Bolsonaro’s dismissal of the pandemic has continuously been prompted by the well being of the economy. The prospects of an improved investing environment is one of the reasons he got elected in the first place, appealing to low and middle class brazilians who envisioned rich spendings and a more glamorous life. The Brazilian economy saw tremendous growth under Lula’s presidency and the Workers’ Party (PT), reaching a currency exchange of $1.71 between 2002 and 2010, year on year decrease in the unemployment rate, stable inflation, and a total average GDP growth of 5%. Growth rates started to decrease after Lula’s presidency and reached negative levels in 2015 and 2016. An economic recession alongside a politically unstable situation fuelled by excessive government spending and corruption set the stage for Bolsonaro’s rise.
Yet the promises have not delivered. The Real’s currency exchange is reaching all time highs, currently at almost $6 per dollar, the unemployment rate has increased by 7% since 2010 to 14%, GDP growth rate has averaged little more than 1%, not counting for the predicted drop of 5.8% in 2020 despite anti-lockdown efforts promoted by the national government, and inflation has been constantly increasing since the beginning of the pandemic to the point where a minimum salary worker’s day of work is not worth one kilo of meat.
So why has Bolsonaro rhetoric not changed?

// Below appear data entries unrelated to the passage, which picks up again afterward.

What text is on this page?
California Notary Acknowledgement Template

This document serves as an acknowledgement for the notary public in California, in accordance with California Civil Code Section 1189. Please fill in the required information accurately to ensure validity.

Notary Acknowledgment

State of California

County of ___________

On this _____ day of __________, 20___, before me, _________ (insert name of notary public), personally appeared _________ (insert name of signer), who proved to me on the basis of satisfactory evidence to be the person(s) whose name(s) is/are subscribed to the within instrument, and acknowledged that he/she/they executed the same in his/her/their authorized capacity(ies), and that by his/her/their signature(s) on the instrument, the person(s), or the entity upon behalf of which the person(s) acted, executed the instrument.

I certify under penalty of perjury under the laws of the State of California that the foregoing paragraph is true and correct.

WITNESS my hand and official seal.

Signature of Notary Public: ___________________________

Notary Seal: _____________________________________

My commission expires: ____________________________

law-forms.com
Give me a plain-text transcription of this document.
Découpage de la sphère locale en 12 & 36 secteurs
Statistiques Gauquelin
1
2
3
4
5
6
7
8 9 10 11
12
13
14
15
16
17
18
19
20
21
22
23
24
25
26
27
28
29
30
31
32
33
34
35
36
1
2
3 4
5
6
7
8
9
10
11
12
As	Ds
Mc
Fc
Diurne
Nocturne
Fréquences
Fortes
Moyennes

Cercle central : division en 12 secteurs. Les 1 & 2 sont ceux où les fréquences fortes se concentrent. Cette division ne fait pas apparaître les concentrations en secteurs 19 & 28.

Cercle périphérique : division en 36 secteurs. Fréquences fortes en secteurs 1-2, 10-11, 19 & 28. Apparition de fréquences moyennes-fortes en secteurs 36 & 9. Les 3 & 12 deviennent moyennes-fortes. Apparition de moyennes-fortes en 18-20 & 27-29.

Taking the argument of protecting the economy versus protecting people’s lives aside, the economy and the national healthcare system alike are collapsing. It’s a lose-lose situation, and no efforts have been done to reverse it.
The situation is critical, but Brazil is not a helpless country. Far from it, in fact. There needs to be more global media coverage and foreign pressure on the Brazilian government to act rationally and put some breaks on Bolsonaro’s disparity, and Bolsonaro himself should be held responsible on a national and international stage for his deadly conduct of the pandemic.
The views expressed in this article are the author’s own and may not reflect the opinions of the St Andrews Economist.